Birazda faydalı şeyler yapayım istiyorum, çok severek okuduğum ya da eleştirdiğim kitaplar hakkında yorumlarımı paylaşacağım. Bugun yazacağım kitabı 1 ay önce bitirdim, bilgiler tazeyken yazalım bakalım. Önce kitap hakkında çıkan tanıtım yazısı ardından da yorumları aktarmak istiyorum. Bu arada dikkat etmeye çalışıcam ama hafiften kitapla ilgili ipuçları, spoiler verirsem kusura bakmayın. Hadi bakalım.
Julius ve Philip en sonunda pazarlık yaparlar. Philip, Schopenhauer öğretecek, buna karşılık da Julius onu terapi grubuna alıp insanlarla ilişki kurma yeteneklerini geliştirmeye çalışacak. Arayış peşindeki bu iki insan acaba birbirlerinin hayatlarını nasıl etkileyecek?

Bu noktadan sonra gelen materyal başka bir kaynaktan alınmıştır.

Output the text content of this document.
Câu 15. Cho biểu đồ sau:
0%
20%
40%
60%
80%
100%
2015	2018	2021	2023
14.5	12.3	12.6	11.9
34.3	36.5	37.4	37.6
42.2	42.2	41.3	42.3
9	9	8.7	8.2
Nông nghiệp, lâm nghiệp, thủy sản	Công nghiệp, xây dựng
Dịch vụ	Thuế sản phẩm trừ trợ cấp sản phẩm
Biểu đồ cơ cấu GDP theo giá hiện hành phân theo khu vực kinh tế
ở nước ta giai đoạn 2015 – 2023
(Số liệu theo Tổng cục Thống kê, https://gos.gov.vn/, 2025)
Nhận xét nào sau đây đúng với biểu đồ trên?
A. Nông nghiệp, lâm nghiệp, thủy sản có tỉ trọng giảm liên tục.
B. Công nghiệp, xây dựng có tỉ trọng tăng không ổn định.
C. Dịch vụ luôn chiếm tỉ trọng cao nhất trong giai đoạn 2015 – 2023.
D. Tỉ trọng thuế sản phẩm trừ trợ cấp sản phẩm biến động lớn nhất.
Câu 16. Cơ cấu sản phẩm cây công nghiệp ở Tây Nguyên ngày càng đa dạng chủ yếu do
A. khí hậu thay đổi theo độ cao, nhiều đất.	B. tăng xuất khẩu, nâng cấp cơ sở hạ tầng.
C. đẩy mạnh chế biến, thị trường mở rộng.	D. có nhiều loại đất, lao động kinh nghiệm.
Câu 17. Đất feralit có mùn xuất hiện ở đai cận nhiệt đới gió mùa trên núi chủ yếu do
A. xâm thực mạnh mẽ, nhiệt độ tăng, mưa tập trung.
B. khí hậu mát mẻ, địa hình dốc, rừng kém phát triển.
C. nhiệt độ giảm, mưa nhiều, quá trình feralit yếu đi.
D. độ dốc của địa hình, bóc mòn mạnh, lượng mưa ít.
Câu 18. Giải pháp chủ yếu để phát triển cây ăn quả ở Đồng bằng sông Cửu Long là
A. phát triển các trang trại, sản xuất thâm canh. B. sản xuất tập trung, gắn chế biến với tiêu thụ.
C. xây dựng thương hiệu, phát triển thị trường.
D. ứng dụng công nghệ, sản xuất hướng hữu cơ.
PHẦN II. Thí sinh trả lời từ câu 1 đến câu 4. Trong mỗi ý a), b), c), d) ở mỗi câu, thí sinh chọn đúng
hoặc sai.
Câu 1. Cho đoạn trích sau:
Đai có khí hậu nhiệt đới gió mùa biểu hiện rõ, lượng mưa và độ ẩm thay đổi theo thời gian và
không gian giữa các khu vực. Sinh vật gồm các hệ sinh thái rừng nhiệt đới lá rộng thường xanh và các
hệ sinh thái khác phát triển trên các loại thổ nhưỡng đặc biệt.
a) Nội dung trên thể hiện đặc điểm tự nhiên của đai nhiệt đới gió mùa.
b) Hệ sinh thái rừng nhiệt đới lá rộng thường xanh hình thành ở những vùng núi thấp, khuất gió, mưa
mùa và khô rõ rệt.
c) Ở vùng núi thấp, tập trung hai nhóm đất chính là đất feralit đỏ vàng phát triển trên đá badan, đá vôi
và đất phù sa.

Irvin Yalom bu son romanında Schopenhauer’in psikolojik hayatının gerçek hikâyesini zarif bir biçimde romanına dahil ederek felsefe ve hayatı sorguluyor. (Arka Kapak)
BENİM YORUMUM: Başlarda açıkçası biraz sıkıcıydı, ama ilerledikçe dikkatimi baya çekmeye başladı, sabahın köründe işe giderken bindiğim 15 dakikalık servisimde bile elimden düşürmedim, bu kitapla güne başladım, yatmadan önce yine okuyarak bu kitapla bitirdim günü diyebilirim.
Kitabımız, bölüm bölüm filozofların şahı , karamsar mı karamsar, zaman zaman huysuz Arthur Schopenhauer hakkında bilgi veriyor. Kendisi Nietzche yi de baya baya etkilemiştir, kadın düşmanıydı derler ama kitapta da göreceksiniz ben tamamiyle annesine bağlıyorum bunu. Diğer bölümlerde de günümüze dönerek, psikiyatr Julius ve hastaları üzerinde yoğunlaşıyor. Julius, deri kanseri olduğunu ve az bir zamanı kaldığını öğrenir, eski hastaların dosyasını açar ve böylece karşımıza Philip çıkar. Kitabın sonuna kadar diğer hastaların seanslarda ortaya çıkan herbiri farklı olan ilginç hayat hikayelerini okuyoruz. Aşırı bir Schopenhauer fanatiği olan Philip'te seanslara dahil oluyor.
Anlatım olarak sürükleyici, özellikle de ilk başlarını atlatabilirsek su gibi akıyor. 432 sayfa.